1) Podemos frustrar nossos filhos de pipoca e videogames, sobretudo quando eles parecem acreditar que tudo lhes é devido, mas imaginar que, com isso, a gente esteja lhes formando o caráter ou lhes ensinando a viver é puro melodrama.

Funciona assim: nós imaginamos que seríamos capazes de mimar as crianças a ponto de elas nunca aprenderem que a insatisfação é o regime normal do desejo.

Será que alguém tem tamanho poder? Não acredito, mas, aparentemente, fortes dessa ilusão, decidimos frustrá-las um pouco para salvá-las de nossa suposta (e duvidosa) capacidade de embrutecê-las à força de satisfação.

2) Também justificamos nossa decisão de recusar e proibir com a ideia de que isso estabeleceria, nas crianças, uma sólida e benéfica ideia de autoridade.
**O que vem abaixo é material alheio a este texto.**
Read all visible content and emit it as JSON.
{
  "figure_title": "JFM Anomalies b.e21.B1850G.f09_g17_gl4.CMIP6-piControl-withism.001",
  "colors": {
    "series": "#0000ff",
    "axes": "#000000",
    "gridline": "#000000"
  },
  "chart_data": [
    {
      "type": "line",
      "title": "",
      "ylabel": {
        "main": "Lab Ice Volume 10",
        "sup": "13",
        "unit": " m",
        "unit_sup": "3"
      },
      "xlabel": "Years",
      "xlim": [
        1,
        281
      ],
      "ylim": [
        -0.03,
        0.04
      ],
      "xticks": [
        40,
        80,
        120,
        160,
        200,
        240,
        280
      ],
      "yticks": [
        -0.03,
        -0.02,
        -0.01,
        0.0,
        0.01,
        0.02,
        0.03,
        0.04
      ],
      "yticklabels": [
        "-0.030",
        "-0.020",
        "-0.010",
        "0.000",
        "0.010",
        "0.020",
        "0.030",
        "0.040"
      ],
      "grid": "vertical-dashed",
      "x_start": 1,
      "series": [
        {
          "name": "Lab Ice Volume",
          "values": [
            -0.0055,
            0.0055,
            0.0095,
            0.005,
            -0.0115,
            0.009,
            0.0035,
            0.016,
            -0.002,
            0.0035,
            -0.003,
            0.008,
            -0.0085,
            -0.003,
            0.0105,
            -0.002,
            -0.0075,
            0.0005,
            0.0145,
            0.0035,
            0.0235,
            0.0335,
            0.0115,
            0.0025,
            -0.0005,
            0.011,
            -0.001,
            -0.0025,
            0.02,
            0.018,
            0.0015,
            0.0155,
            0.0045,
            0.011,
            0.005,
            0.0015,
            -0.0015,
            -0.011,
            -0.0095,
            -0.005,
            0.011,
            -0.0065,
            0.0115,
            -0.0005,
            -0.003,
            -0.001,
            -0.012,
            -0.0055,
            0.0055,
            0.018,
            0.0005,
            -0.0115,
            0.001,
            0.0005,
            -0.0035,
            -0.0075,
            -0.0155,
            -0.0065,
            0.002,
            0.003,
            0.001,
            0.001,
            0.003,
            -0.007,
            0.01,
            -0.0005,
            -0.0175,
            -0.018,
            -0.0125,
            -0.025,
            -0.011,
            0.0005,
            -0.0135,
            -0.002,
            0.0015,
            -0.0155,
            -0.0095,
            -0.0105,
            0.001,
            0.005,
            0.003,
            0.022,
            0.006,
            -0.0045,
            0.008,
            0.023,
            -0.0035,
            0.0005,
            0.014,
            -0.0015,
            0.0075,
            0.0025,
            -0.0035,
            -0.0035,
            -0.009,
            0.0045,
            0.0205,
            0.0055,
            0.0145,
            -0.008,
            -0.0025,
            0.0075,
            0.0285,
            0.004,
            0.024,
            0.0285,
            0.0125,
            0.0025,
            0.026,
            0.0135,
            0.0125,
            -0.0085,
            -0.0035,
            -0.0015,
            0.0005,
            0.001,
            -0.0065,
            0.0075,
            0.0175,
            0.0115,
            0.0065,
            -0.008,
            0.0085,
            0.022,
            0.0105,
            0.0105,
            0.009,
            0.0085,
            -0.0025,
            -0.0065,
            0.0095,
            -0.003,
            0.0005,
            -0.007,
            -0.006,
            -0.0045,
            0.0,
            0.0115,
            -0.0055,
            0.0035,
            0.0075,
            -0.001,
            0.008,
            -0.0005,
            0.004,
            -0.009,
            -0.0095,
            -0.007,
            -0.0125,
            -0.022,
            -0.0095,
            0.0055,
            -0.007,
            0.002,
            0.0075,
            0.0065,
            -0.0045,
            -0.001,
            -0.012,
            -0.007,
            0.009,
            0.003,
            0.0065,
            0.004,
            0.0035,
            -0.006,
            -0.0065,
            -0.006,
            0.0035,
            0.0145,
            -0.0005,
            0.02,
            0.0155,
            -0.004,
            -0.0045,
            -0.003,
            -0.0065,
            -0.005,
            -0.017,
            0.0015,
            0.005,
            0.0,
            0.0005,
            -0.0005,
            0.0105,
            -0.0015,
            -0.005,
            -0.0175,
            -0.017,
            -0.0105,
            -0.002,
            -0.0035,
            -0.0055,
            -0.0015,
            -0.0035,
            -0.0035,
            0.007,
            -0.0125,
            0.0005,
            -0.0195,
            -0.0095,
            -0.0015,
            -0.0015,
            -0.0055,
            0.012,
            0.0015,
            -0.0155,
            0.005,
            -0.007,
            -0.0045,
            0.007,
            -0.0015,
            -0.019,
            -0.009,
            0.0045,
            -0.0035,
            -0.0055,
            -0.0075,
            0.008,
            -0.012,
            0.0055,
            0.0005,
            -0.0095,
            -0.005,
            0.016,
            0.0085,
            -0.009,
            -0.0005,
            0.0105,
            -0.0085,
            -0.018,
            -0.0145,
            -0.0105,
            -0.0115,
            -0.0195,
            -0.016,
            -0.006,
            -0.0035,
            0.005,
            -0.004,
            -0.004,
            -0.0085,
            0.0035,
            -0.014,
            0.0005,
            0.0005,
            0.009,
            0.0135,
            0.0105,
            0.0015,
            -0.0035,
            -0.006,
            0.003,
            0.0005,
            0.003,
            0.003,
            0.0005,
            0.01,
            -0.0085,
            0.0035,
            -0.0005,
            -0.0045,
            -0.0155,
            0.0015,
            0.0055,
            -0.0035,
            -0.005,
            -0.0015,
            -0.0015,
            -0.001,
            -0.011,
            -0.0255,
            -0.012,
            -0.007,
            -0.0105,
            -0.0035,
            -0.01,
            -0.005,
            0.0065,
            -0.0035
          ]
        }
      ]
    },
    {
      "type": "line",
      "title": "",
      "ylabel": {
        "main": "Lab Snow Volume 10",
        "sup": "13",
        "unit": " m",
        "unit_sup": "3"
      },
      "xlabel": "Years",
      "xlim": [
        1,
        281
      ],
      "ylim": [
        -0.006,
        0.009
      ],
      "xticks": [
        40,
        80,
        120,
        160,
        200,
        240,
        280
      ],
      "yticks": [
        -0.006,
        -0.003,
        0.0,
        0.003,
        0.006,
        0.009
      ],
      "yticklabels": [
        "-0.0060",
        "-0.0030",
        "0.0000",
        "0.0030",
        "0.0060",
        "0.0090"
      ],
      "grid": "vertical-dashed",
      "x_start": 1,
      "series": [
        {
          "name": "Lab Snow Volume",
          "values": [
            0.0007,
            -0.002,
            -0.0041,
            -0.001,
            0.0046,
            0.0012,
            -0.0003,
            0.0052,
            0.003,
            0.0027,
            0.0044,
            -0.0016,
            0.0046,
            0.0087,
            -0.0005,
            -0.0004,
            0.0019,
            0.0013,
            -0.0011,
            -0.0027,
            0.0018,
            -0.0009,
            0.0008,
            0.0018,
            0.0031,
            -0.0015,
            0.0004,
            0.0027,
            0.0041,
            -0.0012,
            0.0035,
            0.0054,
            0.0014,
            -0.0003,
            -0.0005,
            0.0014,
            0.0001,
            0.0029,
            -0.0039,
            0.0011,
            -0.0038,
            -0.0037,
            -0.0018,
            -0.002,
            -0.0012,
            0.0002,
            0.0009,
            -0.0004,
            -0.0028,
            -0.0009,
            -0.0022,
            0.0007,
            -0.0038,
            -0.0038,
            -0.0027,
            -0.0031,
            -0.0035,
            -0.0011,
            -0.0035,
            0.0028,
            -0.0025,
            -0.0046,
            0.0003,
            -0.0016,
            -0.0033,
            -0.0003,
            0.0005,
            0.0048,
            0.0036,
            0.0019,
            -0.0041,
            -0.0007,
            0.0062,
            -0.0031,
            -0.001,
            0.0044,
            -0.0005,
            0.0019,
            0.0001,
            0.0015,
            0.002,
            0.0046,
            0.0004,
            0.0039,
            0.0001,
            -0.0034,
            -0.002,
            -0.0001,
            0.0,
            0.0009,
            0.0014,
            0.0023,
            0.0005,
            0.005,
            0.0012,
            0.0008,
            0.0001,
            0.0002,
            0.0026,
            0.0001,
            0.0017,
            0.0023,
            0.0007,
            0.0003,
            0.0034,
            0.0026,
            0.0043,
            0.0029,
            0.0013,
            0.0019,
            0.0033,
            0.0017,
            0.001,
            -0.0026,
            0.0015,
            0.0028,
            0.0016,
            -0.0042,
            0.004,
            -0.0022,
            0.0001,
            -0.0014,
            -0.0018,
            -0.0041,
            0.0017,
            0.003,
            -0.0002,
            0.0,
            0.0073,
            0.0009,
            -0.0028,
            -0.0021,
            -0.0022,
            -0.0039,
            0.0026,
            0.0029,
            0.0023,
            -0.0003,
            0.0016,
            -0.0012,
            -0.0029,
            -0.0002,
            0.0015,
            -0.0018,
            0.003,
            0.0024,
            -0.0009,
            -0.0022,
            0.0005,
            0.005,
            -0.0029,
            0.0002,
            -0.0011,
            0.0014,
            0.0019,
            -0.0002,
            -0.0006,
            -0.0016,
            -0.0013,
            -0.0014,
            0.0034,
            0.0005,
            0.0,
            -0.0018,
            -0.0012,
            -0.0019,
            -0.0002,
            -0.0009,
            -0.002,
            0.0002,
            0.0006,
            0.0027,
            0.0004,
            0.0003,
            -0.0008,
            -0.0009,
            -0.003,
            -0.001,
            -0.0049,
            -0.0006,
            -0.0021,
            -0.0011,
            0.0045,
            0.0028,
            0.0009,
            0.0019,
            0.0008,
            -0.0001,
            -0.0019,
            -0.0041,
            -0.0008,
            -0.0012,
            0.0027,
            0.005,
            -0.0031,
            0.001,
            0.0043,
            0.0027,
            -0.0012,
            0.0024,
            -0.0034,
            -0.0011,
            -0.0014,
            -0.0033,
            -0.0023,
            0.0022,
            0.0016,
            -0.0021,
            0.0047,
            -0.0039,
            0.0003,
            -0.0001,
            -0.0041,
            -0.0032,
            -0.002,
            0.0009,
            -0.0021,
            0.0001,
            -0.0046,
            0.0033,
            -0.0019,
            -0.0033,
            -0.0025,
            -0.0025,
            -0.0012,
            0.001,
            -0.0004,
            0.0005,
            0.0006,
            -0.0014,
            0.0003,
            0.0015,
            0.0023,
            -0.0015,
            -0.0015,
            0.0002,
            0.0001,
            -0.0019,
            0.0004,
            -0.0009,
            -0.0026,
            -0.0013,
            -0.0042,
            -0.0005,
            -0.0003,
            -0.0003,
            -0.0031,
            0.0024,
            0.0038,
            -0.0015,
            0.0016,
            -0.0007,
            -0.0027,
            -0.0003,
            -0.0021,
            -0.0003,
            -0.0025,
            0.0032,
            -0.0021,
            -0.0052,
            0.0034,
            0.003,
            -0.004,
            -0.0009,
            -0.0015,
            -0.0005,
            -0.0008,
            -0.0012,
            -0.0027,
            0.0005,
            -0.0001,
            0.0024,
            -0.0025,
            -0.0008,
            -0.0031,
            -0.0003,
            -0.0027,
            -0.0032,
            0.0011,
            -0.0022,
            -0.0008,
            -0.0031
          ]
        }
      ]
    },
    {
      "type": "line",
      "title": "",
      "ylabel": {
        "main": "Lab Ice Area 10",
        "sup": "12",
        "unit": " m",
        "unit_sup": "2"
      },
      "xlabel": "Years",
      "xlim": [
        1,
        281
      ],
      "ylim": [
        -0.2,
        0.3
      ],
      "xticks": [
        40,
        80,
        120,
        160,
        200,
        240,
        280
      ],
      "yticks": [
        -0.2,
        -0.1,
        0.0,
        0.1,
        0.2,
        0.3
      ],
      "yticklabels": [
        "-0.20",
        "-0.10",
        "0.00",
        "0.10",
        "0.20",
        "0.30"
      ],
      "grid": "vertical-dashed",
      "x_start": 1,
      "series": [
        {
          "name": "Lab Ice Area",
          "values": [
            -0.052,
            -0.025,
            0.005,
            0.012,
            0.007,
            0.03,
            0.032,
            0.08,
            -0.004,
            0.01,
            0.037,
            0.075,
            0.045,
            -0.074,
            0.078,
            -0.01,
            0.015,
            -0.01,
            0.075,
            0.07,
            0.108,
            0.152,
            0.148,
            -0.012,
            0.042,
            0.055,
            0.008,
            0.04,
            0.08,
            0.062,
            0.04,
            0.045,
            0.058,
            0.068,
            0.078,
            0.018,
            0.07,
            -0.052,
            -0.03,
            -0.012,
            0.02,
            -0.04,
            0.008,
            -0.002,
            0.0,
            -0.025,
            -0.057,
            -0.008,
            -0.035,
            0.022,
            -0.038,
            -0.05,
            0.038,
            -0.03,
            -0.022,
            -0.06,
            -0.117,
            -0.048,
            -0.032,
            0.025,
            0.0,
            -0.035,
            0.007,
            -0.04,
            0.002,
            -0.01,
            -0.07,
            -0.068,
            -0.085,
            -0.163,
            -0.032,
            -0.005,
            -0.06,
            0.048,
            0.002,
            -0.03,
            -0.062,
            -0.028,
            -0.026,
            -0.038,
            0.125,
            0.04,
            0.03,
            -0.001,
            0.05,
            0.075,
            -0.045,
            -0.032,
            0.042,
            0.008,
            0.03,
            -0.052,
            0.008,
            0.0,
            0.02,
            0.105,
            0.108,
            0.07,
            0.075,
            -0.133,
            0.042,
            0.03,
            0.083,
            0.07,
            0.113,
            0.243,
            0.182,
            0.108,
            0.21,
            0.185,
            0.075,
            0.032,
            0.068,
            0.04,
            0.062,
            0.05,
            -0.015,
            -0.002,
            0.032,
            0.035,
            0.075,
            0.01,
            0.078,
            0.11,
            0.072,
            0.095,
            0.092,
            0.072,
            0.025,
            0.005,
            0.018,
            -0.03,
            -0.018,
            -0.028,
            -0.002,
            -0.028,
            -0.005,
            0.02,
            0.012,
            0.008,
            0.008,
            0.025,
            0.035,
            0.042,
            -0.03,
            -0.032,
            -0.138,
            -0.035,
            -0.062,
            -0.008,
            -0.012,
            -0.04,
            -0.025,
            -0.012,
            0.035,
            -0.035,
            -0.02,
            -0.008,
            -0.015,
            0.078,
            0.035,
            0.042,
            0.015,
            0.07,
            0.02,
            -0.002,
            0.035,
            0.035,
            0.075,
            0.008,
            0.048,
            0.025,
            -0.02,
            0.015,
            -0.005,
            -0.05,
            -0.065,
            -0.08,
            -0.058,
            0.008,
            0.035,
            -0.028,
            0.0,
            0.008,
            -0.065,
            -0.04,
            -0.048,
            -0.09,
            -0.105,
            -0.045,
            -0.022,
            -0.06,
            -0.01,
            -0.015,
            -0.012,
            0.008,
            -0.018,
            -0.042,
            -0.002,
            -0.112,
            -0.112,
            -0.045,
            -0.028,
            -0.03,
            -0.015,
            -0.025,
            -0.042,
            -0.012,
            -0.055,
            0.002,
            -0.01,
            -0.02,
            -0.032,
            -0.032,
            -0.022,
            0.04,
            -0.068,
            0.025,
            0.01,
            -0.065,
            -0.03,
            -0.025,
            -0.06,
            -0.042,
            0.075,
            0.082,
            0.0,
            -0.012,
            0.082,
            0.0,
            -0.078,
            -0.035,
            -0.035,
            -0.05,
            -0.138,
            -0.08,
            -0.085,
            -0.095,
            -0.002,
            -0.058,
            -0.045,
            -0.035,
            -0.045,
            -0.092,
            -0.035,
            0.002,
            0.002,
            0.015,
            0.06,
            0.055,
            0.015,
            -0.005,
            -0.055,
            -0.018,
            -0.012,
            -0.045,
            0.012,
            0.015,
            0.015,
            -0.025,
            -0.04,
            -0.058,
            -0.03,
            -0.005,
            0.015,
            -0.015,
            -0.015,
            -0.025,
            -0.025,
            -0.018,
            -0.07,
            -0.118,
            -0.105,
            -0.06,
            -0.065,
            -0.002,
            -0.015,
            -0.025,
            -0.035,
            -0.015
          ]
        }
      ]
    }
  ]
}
Cá entre nós, é preciso que a autoridade em geral e a nossa em particular sejam bem decadentes para que, a fim de serem levadas a sério, elas precisem privar as crianças de balas, cinema ou TV.
Mais importante: o que estabelece a autoridade e forma o caráter é mesmo o ato de recusar e proibir?

Ao procurarmos nossas falhas educativas (que sempre existem), seria bom não buscá-las só na falta de proibições e limites, mas também na falta de autorizações.
Pois, ao educar, o mais difícil talvez não seja impor limites e interdições. O mais difícil talvez seja transmitir às nossas crianças a coragem de desejar.

Proibir as saídas noturnas e o uso prolongado de computador é ótimo e necessário, mas a autoridade que forma o caráter de um jovem não é só a que diz não às suas vontades; é também a que o autoriza a dizer sim na hora daquelas escolhas de vida que são custosas e decisivas e diante das quais é fácil amarelar.